Holy Conferencing, Batman!
Burt Ward, as Robin, the Boy Wonder, delivered some of the most delightfully inane “Holys” during the 1960s television show, Batman. He took a normal observation and turned it into an emphatic declaration. But just adding “holy” and some exaggerated energy doesn’t really mean much. We need to pay attention to this simple truth.
I have no problem with the concept of “holy conference.” I do have a problem with “holy conferencing,” or just about any noun we turn into a gerund (fellowshipping, discipling – or my new least favorite, discipleshiping!) Unfortunately the practice of holy conference (or holy conversation, if you prefer) is more than just a churchy way of talking about difficult topics. Holy conference isn’t a “tool” or a “process” or a “technique.” True holy conference is a way of engagement that is cultivated over time and becomes a normative and accepted way of holding discourse.
The botched attempt at “holy conferencing” at this General Conference should stand as a cautionary tale to United Methodists everywhere. When holy conference is poorly offered as a contrived attempt to make people talk nicely to one another, something is bound to go wrong. What went wrong with our “process?” Here’s a short list:
- Inappropriate use of technology that did not work properly and that provided improper guidance for the process.

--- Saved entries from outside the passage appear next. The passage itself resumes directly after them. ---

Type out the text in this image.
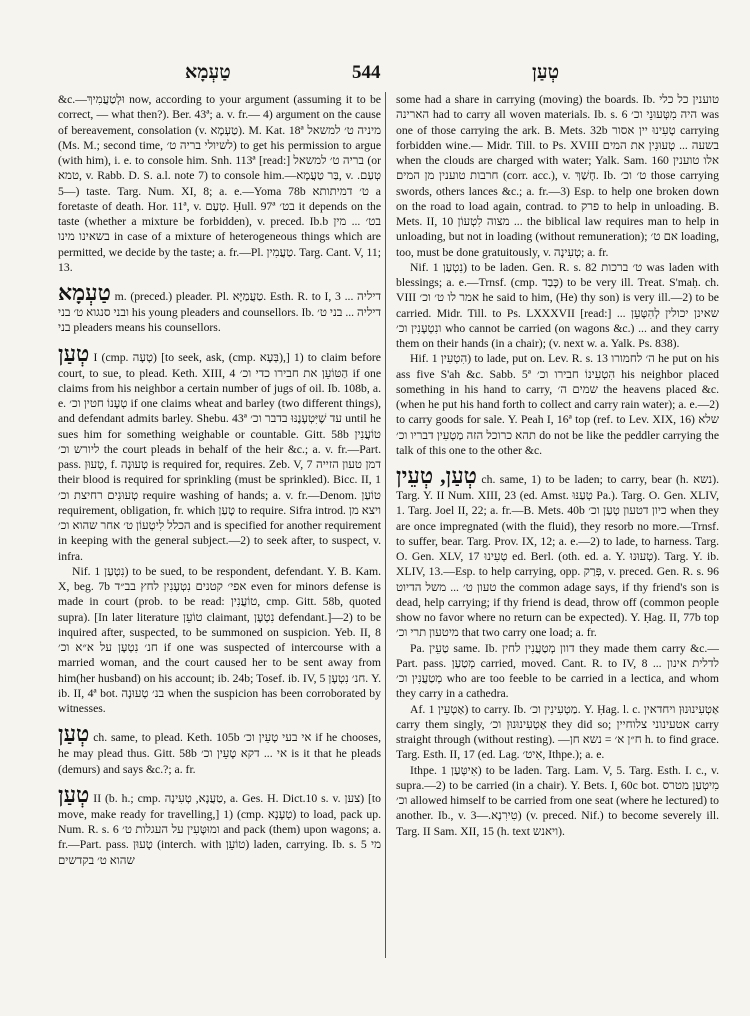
טַעְמָא	544	טְעַן

&c.—וּלְטַעֲמִיךְ now, according to your argument (assuming it to be correct, — what then?). Ber. 43ª; a. v. fr.— 4) argument on the cause of bereavement, consolation (v. טַעְמָא). M. Kat. 18ª מיניה ט׳ למשאל (Ms. M.; second time, לשיולי בריה ט׳) to get his permission to argue (with him), i. e. to console him. Snh. 113ª [read:] בריה ט׳ למשאל (or טמא, v. Rabb. D. S. a.l. note 7) to console him.—בַּר טַעֲמָא, v. טְעַם.—5) taste. Targ. Num. XI, 8; a. e.—Yoma 78b ט׳ דמיתותא a foretaste of death. Hor. 11ª, v. טְעַם. Ḥull. 97ª בט׳ it depends on the taste (whether a mixture be forbidden), v. preced. Ib.b בט׳ ... מין בשאינו מינו in case of a mixture of heterogeneous things which are permitted, we decide by the taste; a. fr.—Pl. טַעֲמִין. Targ. Cant. V, 11; 13.

טַעְמָא m. (preced.) pleader. Pl. טַעֲמַיָּא. Esth. R. to I, 3 דיליה ... ובני סנגוא ט׳ בני his young pleaders and counsellors. Ib. דיליה ... בני ט׳ בני pleaders means his counsellors.

טְעַן I (cmp. טָעָה) [to seek, ask, (cmp. בְּעָא),] 1) to claim before court, to sue, to plead. Keth. XIII, 4 הַטּוֹעֵן את חבירו כדי וכ׳ if one claims from his neighbor a certain number of jugs of oil. Ib. 108b, a. e. טְעָנוֹ חטין וכ׳ if one claims wheat and barley (two different things), and defendant admits barley. Shebu. 43ª עד שֶׁיִּטְעָנֶנּוּ בדבר וכ׳ until he sues him for something weighable or countable. Gitt. 58b טוֹעֲנִין ליורש וכ׳ the court pleads in behalf of the heir &c.; a. v. fr.—Part. pass. טָעוּן, f. טְעוּנָה is required for, requires. Zeb. V, 7 דמן טעון הזייה their blood is required for sprinkling (must be sprinkled). Bicc. II, 1 טְעוּנִים רחיצת וכ׳ require washing of hands; a. v. fr.—Denom. טוֹעַן requirement, obligation, fr. which טָעַן to require. Sifra introd. ויצא מן הכלל לִיטְעוֹן ט׳ אחר שהוא וכ׳ and is specified for another requirement in keeping with the general subject.—2) to seek after, to suspect, v. infra.

Nif. נִטְעַן 1) to be sued, to be respondent, defendant. Y. B. Kam. X, beg. 7b אפי׳ קטנים נִטְעָנִין לחץ בב״ד even for minors defense is made in court (prob. to be read: טוֹעֲנִין, cmp. Gitt. 58b, quoted supra). [In later literature טוֹעֵן claimant, נִטְעָן defendant.]—2) to be inquired after, suspected, to be summoned on suspicion. Yeb. II, 8 חנ׳ נִטְעָן על א״א וכ׳ if one was suspected of intercourse with a married woman, and the court caused her to be sent away from him(her husband) on his account; ib. 24b; Tosef. ib. IV, 5 חנ׳ נִטְעָן. Y. ib. II, 4ª bot. בנ׳ טְעוּנָה when the suspicion has been corroborated by witnesses.

טְעַן ch. same, to plead. Keth. 105b אי בעי טָעֵין וכ׳ if he chooses, he may plead thus. Gitt. 58b אי ... דקא טָעֵין וכ׳ is it that he pleads (demurs) and says &c.?; a. fr.

טְעַן II (b. h.; cmp. טַעֲנָא, טְעִינָה, a. Ges. H. Dict.10 s. v. צען) [to move, make ready for travelling,] 1) (cmp. טְעָנָא) to load, pack up. Num. R. s. 6 ומוּטָּעִין על העגלות ט׳ and pack (them) upon wagons; a. fr.—Part. pass. טָעוּן (interch. with טוֹעֵן) laden, carrying. Ib. s. 5 מי שהוא ט׳ בקדשים

some had a share in carrying (moving) the boards. Ib. טוענין כל כלי הארינה had to carry all woven materials. Ib. s. 6 היה מִטְּעוּנֵי וכ׳ was one of those carrying the ark. B. Mets. 32b טְעִינוּ יין אסור carrying forbidden wine.— Midr. Till. to Ps. XVIII בשעה ... טְעוּנִין את המים when the clouds are charged with water; Yalk. Sam. 160 אלו טוענין חרבות טוענין מן המים (corr. acc.), v. חָשַׁךְ. Ib. ט׳ וכ׳ those carrying swords, others lances &c.; a. fr.—3) Esp. to help one broken down on the road to load again, contrad. to פרק to help in unloading. B. Mets. II, 10 מצוה לִטְעוֹן ... the biblical law requires man to help in unloading, but not in loading (without remuneration); אם ט׳ loading, too, must be done gratuitously, v. טְעִינָה; a. fr.

Nif. נִטְעַן 1) to be laden. Gen. R. s. 82 ט׳ ברכות was laden with blessings; a. e.—Trnsf. (cmp. כָּבַד) to be very ill. Treat. S'maḥ. ch. VIII אמר לו ט׳ וכ׳ he said to him, (He) thy son) is very ill.—2) to be carried. Midr. Till. to Ps. LXXXVII [read:] שאינן יכולין לְהִטָּעֵן ... ונִטְעָנִין וכ׳ who cannot be carried (on wagons &c.) ... and they carry them on their hands (in a chair); (v. next w. a. Yalk. Ps. 838).

Hif. הִטְעִין 1) to lade, put on. Lev. R. s. 13 ה׳ לחמורו he put on his ass five S'ah &c. Sabb. 5ª הִטְעִינוֹ חבירו וכ׳ his neighbor placed something in his hand to carry, שמים ה׳ the heavens placed &c. (when he put his hand forth to collect and carry rain water); a. e.—2) to carry goods for sale. Y. Peah I, 16ª top (ref. to Lev. XIX, 16) שלא תהא כרוכל הזה מַטְעִין דבריו וכ׳ do not be like the peddler carrying the talk of this one to the other &c.

טְעַן, טְעֵין ch. same, 1) to be laden; to carry, bear (h. נשא). Targ. Y. II Num. XIII, 23 (ed. Amst. טְעַנּוּ Pa.). Targ. O. Gen. XLIV, 1. Targ. Joel II, 22; a. fr.—B. Mets. 40b כיון דטעון טְעַן וכ׳ when they are once impregnated (with the fluid), they resorb no more.—Trnsf. to suffer, bear. Targ. Prov. IX, 12; a. e.—2) to lade, to harness. Targ. O. Gen. XLV, 17 טְעִינוּ ed. Berl. (oth. ed. a. Y. טְעוּנוּ). Targ. Y. ib. XLIV, 13.—Esp. to help carrying, opp. פְּרַק, v. preced. Gen. R. s. 96 טעון ט׳ ... משל הדיוט the common adage says, if thy friend's son is dead, help carrying; if thy friend is dead, throw off (common people show no favor where no return can be expected). Y. Ḥag. II, 77b top מיטעון תרי וכ׳ that two carry one load; a. fr.

Pa. טַעֵין same. Ib. דוון מְטַעֲנִין לחין they made them carry &c.—Part. pass. מְטַעַן carried, moved. Cant. R. to IV, 8 לדלית אינון ... מְטַעֲנִין וכ׳ who are too feeble to be carried in a lectica, and whom they carry in a cathedra.

Af. אַטְעֵין 1) to carry. Ib. מַטְעִינִין וכ׳. Y. Ḥag. l. c. אַטְעִינוּנוּן ויחדאין carry them singly, אַטְעִינוּנוּן וכ׳ they did so; אטעינוני צלוחיין carry straight through (without resting). —ח״ן א׳ = נשא חן h. to find grace. Targ. Esth. II, 17 (ed. Lag. אִיט׳, Ithpe.); a. e.

Ithpe. אִיטְּעַן 1) to be laden. Targ. Lam. V, 5. Targ. Esth. I. c., v. supra.—2) to be carried (in a chair). Y. Bets. I, 60c bot. מִיטְעַן מטרס וכ׳ allowed himself to be carried from one seat (where he lectured) to another. Ib., v. טִירִנָא.—3) (v. preced. Nif.) to become severely ill. Targ. II Sam. XII, 15 (h. text ויאנש).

- Poor instruction and incomplete explanations how to proceed.
- Inadequate context setting and improper application of circle process.
- Disrespectful use of the “talking stick” (flyswatters, beanie babies, a coffee mug).
- No accountability to basic ground rules and shared agreements.
- Inadequate time and no capacity to allow everyone time to participate.
These are just a few of the many things that didn’t work in our truncated attempt at “holy conference.” No time was given to really introduce and get to know each other beyond name and conference and a superficial question, before launching into the BIG questions. No one was taken to task for violations of even the simplest rule of not interrupting. Those who were “in charge” really didn’t know what they were doing or how to give instructions. And the video feed of Gil Rendle was delayed until it was too little, too late, and as was discussed in our circle, it came across as culturally insensitive.
But rather than scrapping the concept as a bad idea, it will be interesting to see if we might learn from this experience (and others – many people have shared horror stories from all across the connection of “holy conferencing” gone wrong…) and reframe holy conference to become a core value of our church. What changes might move us from the unintentionally hurtful and ineffective process we experienced at General Conference and move us to a better place?
- Take more time to let people get to know each other.
- Make holy conference a guiding value, and continuously reinforce what it is, why it is important, and how to practice it.
- Make the whole of General Conference a holy conference, rather than making “holy conferencing” an agenda item.
- Model from the top down and the bottom up. Through regular practice in all that we do, holy conference becomes normative.
- Scrap Roberts’ Rules of Order once and for all. Don’t cultivate hypocritical whiplash by jerking people from prayerful, spiritual conversation and taking them into restrictively-structured legislative process.
- Quit making “holy conferencing” a gimmick or technique that “experts” need to lead in order to “do it right.” Help people learn to talk to one another in Christian love – all the time.
The real tragedy of a bad experience with something labeled “holy conferencing” or “holy conversation” is that it makes people more resistant the next time they encounter it. This is too important to do poorly. We must work hard to cultivate respectful, kind, loving, and compassionate encounters for the people called United Methodist. If we are ever to carry a witness to the world of a better way to treat one another, it most likely will start by our ability to speak the truth in love in the church.